Le “Jardin de l’Afrique” à Zarzis, près de Médenine au sud-est tunisien, est un jardin pas comme les autres où poussent des fleurs odorantes et des plantes parfumées comme l’ambrette et le jasmin.
Dans ce jardin luxuriant, sont plantés certaines arbres sacrées dans les référentiels de l’Islam et du christianisme; cinq oliviers symbolisant les cinq piliers de l’Islam et 12 figuiers au nombre des Apôtres qui sont les disciples de Jésus.
A priori, ce jardin unique en son genre n’a rien de particulier. En y pénétrant, on découvre un lieu où reposent les cadavres sans noms de toutes les personnes ayant perdu la vie dans leur périple en Méditerranée, cette mer devenue un cimetière à ciel ouvert…
Plus de 2 500 mètres carrés pour des gens à la recherche d’un avenir meilleur et une vie décente que le destin a réunis. Ces victimes de la migration irrégulière ont fini par se retrouver sous cette terre d’Afrique du Nord, un lieu de passage assez fréquenté pour les clandestins des routes maritimes.
Un cimetière et une noblesse humaine
L’artiste plasticien algérien, Rachid Koraïchi, 74 ans, a aménagé ce jardin pour en faire un temple et la demeure finale de ces immigrés dont les corps sans vie ont été éjectés par les eaux sur les cotés tunisiennes. Un geste de noblesse humaine pour préserver la dignité humaine de ces malchanceux au sort tragique dont la vie n’est pas facile et la mort non plus.
Ce cimetière, dont la construction a pris 3 ans, abrite plus de 600 tombes. La maquette des lieux est conçue avec une belle esthétique et un parterre en céramique et des couleurs en vert et blanc.
Avec les vagues migratoires constamment en hausse, le nombre des tombes risque de se multiplier surtout que le mouvement des eaux en Méditerranée converge vers les cotes de Zarzis. Devant ce constat, l’artiste algérien oeuvre à l’élargissement de la capacité d’accueil du cimetière sans pour autant vouloir dévoiler les coûts de ce projet à portée humaniste.
Un encouragement et une rencontre…
Sa fille, activiste à Londres, l’avait motivé à rejoindre Zarzis en 2018 où il a eu une rencontre avec le président du Croissant rouge tunisien (CRT).

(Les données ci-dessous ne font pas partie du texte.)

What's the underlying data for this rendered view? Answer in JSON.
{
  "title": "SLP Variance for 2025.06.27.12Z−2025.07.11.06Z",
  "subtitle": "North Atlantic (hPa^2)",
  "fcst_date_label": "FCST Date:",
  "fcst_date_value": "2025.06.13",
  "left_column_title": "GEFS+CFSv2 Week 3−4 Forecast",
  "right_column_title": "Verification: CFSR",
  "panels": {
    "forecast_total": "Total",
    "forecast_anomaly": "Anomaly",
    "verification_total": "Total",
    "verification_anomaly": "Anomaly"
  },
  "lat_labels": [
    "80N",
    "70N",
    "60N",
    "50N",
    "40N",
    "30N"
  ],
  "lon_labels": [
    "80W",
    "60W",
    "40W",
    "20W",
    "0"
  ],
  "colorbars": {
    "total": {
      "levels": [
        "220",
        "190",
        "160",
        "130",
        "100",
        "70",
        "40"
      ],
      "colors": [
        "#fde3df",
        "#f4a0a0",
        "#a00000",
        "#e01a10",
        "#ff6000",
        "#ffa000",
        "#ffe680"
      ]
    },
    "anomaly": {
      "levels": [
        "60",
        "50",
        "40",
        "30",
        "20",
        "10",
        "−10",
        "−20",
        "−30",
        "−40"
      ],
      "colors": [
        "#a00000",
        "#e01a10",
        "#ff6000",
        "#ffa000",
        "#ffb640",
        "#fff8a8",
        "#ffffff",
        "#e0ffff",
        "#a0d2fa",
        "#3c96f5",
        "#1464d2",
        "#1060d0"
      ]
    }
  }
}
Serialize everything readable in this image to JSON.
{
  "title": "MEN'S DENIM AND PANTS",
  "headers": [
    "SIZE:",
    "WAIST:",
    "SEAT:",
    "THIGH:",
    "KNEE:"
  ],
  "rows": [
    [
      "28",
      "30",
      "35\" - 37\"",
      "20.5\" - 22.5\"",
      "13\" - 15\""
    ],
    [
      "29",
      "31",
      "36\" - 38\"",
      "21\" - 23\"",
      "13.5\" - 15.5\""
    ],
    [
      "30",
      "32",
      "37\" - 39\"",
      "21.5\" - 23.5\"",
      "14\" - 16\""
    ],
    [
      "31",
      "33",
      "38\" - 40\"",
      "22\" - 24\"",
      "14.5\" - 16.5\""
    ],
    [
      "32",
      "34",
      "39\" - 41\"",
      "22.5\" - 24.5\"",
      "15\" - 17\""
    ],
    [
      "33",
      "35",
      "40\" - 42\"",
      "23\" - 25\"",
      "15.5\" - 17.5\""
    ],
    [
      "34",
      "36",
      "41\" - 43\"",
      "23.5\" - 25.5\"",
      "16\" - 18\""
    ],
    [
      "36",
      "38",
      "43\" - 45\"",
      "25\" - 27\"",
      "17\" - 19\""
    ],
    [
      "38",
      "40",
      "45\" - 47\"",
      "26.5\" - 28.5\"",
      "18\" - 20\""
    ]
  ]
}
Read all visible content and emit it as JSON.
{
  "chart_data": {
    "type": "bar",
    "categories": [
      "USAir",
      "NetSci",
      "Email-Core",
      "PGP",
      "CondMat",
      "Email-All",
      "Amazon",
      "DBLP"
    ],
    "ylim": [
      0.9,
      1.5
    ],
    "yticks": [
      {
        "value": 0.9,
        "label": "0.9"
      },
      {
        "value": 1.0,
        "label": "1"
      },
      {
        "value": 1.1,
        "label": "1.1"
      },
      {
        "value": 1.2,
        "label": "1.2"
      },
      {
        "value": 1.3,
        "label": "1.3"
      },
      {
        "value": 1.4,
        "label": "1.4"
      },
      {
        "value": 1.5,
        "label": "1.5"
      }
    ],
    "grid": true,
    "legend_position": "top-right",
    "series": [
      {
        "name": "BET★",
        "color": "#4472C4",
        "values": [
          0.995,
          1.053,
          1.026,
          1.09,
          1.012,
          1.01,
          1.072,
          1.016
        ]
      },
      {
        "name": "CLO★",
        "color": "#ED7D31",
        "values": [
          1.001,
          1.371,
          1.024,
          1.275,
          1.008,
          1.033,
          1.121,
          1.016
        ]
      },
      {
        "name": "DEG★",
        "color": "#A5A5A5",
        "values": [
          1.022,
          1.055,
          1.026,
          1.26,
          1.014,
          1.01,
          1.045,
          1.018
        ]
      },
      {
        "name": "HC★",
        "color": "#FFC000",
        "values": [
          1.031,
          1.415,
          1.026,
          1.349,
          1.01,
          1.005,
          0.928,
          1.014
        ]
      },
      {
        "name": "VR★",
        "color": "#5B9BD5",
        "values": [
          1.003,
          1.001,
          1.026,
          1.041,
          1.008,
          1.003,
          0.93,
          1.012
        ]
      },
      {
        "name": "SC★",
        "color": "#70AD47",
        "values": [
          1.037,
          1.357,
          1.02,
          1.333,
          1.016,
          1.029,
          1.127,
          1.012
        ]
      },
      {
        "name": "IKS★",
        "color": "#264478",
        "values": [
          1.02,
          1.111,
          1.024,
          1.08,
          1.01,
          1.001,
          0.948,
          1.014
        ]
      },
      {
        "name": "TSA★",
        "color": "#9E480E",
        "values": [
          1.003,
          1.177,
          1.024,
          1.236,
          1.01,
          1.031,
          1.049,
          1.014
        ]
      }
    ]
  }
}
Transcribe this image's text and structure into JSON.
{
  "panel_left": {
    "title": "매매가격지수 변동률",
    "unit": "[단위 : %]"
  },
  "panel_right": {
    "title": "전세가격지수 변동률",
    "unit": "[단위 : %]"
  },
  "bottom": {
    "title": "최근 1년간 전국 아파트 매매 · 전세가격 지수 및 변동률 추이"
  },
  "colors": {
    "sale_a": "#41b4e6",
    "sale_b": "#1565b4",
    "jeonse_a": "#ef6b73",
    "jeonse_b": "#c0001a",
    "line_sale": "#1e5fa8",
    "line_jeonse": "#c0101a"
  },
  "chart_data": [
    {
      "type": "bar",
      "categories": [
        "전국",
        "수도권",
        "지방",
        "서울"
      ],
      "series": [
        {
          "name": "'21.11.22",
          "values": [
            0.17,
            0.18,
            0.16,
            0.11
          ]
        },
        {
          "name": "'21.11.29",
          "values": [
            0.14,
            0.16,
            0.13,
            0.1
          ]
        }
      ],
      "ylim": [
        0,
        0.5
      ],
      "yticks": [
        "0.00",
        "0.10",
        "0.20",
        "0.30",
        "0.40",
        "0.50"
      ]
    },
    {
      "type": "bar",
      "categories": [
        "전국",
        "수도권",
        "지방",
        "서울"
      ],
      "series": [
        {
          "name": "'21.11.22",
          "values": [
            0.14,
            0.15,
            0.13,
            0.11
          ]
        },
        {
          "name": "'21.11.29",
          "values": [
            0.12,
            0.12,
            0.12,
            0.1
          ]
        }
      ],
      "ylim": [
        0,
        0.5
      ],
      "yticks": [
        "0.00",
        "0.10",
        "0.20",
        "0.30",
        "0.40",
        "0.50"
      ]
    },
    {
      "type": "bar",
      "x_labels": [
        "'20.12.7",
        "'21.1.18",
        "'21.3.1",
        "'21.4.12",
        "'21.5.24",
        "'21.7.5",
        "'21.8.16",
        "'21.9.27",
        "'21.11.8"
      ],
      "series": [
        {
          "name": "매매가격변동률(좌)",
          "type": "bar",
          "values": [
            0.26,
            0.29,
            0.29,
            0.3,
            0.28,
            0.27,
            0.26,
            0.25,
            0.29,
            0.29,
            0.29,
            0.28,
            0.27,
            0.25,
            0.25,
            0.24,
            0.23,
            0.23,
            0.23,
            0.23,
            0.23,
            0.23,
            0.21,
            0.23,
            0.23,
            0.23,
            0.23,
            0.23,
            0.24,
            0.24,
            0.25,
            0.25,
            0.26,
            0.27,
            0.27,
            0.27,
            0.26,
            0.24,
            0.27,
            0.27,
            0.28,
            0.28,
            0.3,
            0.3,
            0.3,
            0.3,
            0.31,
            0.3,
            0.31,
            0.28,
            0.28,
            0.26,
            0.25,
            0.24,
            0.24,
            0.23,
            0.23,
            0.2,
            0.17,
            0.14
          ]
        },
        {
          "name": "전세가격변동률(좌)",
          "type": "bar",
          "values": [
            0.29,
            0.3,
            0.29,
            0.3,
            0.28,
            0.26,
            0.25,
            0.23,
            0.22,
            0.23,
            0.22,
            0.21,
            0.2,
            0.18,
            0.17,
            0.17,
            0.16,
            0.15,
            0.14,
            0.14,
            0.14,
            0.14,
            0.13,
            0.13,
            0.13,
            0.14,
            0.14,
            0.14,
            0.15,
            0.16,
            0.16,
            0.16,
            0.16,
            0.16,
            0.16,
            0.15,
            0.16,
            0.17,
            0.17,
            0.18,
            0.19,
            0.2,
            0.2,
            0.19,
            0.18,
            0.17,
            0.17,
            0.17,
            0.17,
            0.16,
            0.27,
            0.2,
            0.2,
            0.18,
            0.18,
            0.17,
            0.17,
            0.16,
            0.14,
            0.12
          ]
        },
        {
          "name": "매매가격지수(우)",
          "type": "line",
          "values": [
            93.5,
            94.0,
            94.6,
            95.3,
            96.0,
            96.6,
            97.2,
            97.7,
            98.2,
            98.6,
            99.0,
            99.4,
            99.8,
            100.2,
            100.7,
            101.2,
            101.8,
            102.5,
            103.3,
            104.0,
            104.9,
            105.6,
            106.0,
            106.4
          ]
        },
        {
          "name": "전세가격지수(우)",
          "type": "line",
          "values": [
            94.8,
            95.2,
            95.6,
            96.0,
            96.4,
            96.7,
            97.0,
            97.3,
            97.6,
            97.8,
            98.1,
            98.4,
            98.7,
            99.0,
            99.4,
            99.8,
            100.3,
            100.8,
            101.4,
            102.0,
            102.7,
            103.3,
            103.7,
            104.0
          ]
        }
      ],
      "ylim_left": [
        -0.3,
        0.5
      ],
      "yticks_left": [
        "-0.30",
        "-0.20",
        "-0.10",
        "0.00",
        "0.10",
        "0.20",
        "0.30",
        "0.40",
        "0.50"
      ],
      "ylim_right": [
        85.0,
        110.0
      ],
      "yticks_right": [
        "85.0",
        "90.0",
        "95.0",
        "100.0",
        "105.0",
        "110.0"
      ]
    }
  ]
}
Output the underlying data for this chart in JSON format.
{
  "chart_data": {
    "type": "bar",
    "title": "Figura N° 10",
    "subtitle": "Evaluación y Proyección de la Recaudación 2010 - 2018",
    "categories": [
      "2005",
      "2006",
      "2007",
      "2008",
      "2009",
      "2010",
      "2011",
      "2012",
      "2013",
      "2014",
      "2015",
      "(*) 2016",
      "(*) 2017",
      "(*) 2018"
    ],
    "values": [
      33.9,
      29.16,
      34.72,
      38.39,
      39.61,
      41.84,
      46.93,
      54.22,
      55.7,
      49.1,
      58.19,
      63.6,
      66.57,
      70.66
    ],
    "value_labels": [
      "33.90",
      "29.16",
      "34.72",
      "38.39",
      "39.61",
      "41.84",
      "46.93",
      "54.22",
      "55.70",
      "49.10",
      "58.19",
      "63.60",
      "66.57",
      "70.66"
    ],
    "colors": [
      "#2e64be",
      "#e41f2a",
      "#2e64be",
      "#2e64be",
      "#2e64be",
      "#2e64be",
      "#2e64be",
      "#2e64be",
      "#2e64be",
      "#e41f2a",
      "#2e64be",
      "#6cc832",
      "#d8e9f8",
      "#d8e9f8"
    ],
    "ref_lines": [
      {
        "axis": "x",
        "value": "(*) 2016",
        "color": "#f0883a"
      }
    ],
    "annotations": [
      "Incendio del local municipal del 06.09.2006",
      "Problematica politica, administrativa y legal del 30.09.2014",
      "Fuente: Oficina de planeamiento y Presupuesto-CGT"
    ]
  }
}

Ce dernier lui avait facilité la tâche pour achever la construction de ce cimetière qui préserve la dignité de ces personnes mortes dans l’anonymat total loin de chez eux.
Des milliers de migrants ont quitté un monde où ils avaient enduré la pauvreté, la haine et le racisme dans leurs traversées périlleuses, entre desserts et mers.
Lors de sa visite, mercredi 9 juin 2021, à Zarzis, la directrice générale de l’Unesco, Audrey Azoulay, a offert un “Arbre de la paix” à Rachid Koraïchi qui est destiné à son Jardin de l’Afrique.
L’Arbre de la paix est une sculpture d’Hedva Ser, artiste de l’UNESCO pour la paix et Ambassadrice de bonne volonté de l’UNESCO pour la diplomatie culturelle. Cette œuvre réunit, dans un entrelac de branches nouées et de colombes envolées, les valeurs de paix promues par les Nations Unies.
Le Jardin d’Afrique est le cimetière des migrants sur les terres d’Afrique vers l’eldorado européen. Il raconte des histoires inavouées sur le sort de migrants qui sont nés et ont vécu méconnus dans leur propres patries pour finir un chiffre sur une plaque commémorative.
Leur vie est réduite en ces effets vestimentaires qui ont été inscrits dans l’espoir de pouvoir un jour aider leurs proches éventuels à les identifier.